Evolutionary theories on cultural transmission can serve as a useful basis for understanding how socially-relevant information is selected for and transmitted across individuals over time to become a part of general cultural understanding. Humans have evolved and developed cognitive and communicative capacities, which preferentially select for useful cultural information [8]. This information is relevant to the survival of both individuals and groups of people [8]. For instance, information that helps people navigate their social environments (e.g., gossip) is often transmitted from one person to the next with more accuracy than information lacking in social-relevancy [9]. More generally, information that tends to help its possessors–be they, individuals or groups–to adapt to their local environment tends to be selected and kept in the population.
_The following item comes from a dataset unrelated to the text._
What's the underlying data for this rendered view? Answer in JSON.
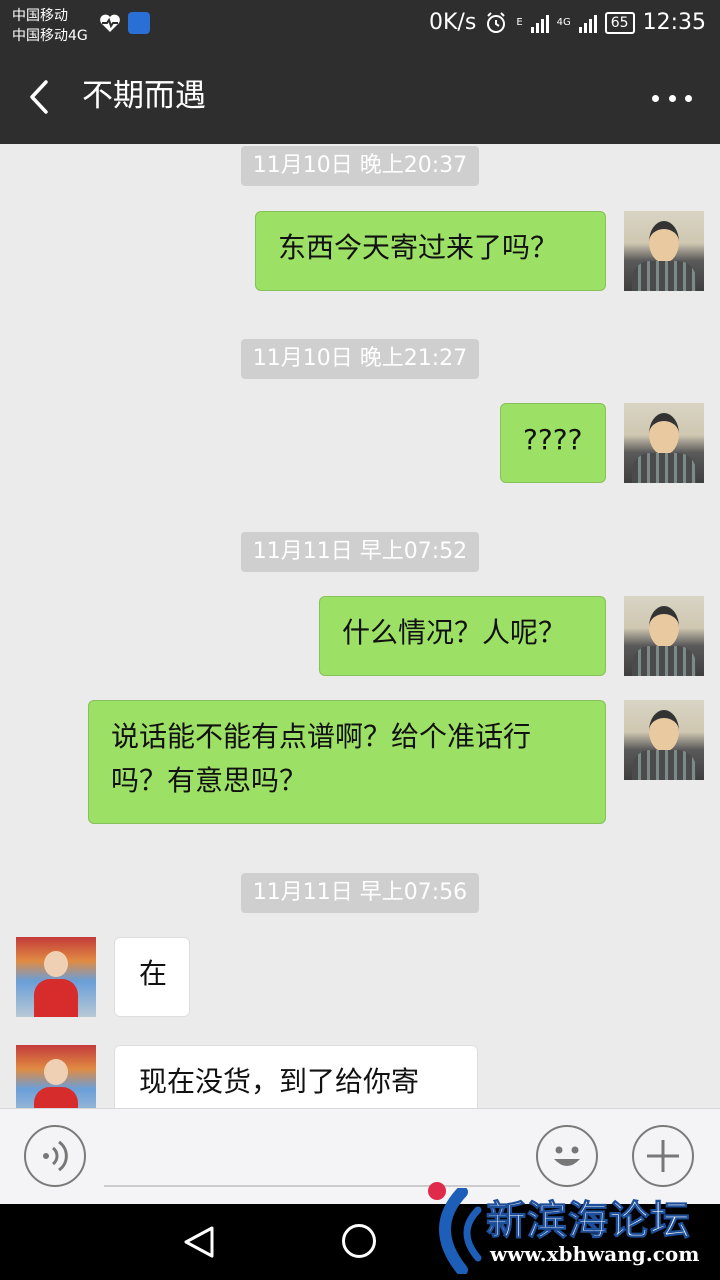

Consequently, this preferential selection can shape what kind of information is integrated successfully, which contribute to the adaptation of individuals and the groups in which they are embedded [8]. In such situations, observation provides useful cultural information [10]. Children’s observation of adults consistently being cautious, such as avoiding an unknown plant, develops into a norm that decreases the likelihood of them engaging in a costly, and potentially fatal, mistake [10].

As information concerning a group’s environment accumulates over generations of individuals, its application extends to more sophisticated and more specialized forms. For instance, when older women pass on information about toxic foods that younger pregnant women should avoid, the information is incorporated into the culture as a taboo, at times [11]. Thus, cultural transmission of health knowledge provides knowledge that is adaptive for facing challenges in people’s environments. However, the most adaptive knowledge is also usually the knowledge to which individuals allocate their cognitive resources the most [12]. Cultural knowledge may range from elements that are relevant for survival (e.g., avoiding toxic foods) to less dangerous ones (e.g., figuring out the least demanding route home [13]).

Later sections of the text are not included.